We try to design these missions to handle everything. Redundancies, contingencies, multiple layers of fail safes. But sometimes! The unexpected still happens.
So then what do you do? How do you plan for the unexpected? You create a ‘safe mode’.
Safe mode usually involves stopping standard operations, prioritizing communications and pointing systems, and, as ET would say, “phoning home”.
The MOST IMPORTANT THING is to be able to keep talking to a spacecraft if something has gone awry.
So safe mode usually involves concentrating on communication. Usually if a spacecraft has gone into safe mode, the next time you swing the Deep Space Network towards it to check in, it’s bleating at you quite frantically.
This has happened with every (?) NASA spacecraft I’ve worked on. 🤣
It can be for something quite innocuous, like today’s event with Percy was a temperature range getting out of nominal, but quickly returning.
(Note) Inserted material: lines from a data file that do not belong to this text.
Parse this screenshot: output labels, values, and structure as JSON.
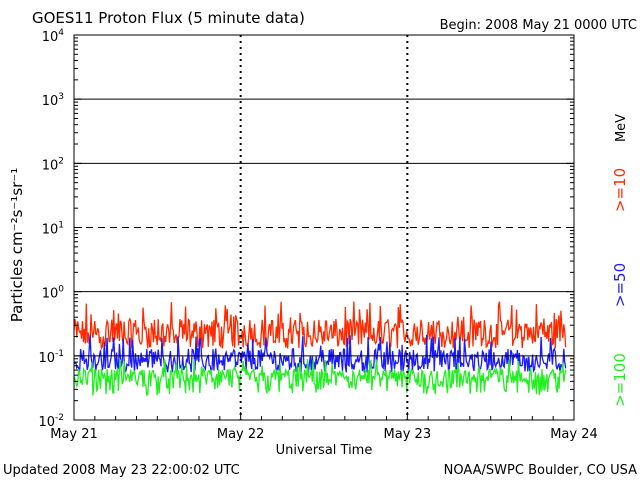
{
  "header": {
    "title": "GOES11 Proton Flux (5 minute data)",
    "begin": "Begin: 2008 May 21 0000 UTC"
  },
  "footer": {
    "updated": "Updated 2008 May 23 22:00:02 UTC",
    "credit": "NOAA/SWPC Boulder, CO USA"
  },
  "chart_data": {
    "type": "line",
    "title": "GOES11 Proton Flux (5 minute data)",
    "xlabel": "Universal Time",
    "ylabel": "Particles cm⁻²s⁻¹sr⁻¹",
    "yscale": "log",
    "ylim": [
      0.01,
      10000
    ],
    "xlim_days": [
      0,
      3
    ],
    "x_ticks": [
      "May 21",
      "May 22",
      "May 23",
      "May 24"
    ],
    "y_ticks": [
      {
        "base": "10",
        "exp": "4"
      },
      {
        "base": "10",
        "exp": "3"
      },
      {
        "base": "10",
        "exp": "2"
      },
      {
        "base": "10",
        "exp": "1"
      },
      {
        "base": "10",
        "exp": "0"
      },
      {
        "base": "10",
        "exp": "-1"
      },
      {
        "base": "10",
        "exp": "-2"
      }
    ],
    "threshold_lines": [
      {
        "value": 1000,
        "style": "solid"
      },
      {
        "value": 100,
        "style": "solid"
      },
      {
        "value": 10,
        "style": "dashed"
      },
      {
        "value": 1,
        "style": "solid"
      },
      {
        "value": 0.1,
        "style": "solid"
      }
    ],
    "legend_unit": "MeV",
    "series": [
      {
        "name": ">=10",
        "color": "#ff2a00",
        "baseline": 0.2,
        "low": 0.13,
        "high": 0.45,
        "max": 0.72
      },
      {
        "name": ">=50",
        "color": "#1a1aff",
        "baseline": 0.08,
        "low": 0.055,
        "high": 0.15,
        "max": 0.22
      },
      {
        "name": ">=100",
        "color": "#22ee22",
        "baseline": 0.045,
        "low": 0.024,
        "high": 0.07,
        "max": 0.09
      }
    ]
  }
}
Or it can be for something substantial, like Kepler’s reaction wheel failures.
(Actually the reaction wheels might have been emergency mode, not safe mode? @dacmess can correct me if I’m wrong). Kepler certainly had some safe modes when it pointed a bit too close to the Sun though.
Anyway, the point is, it’s a neat recovery mode built into spacecraft so that we can get them to look at us and talk to us if there’s an issue.
You always remember your first safe mode.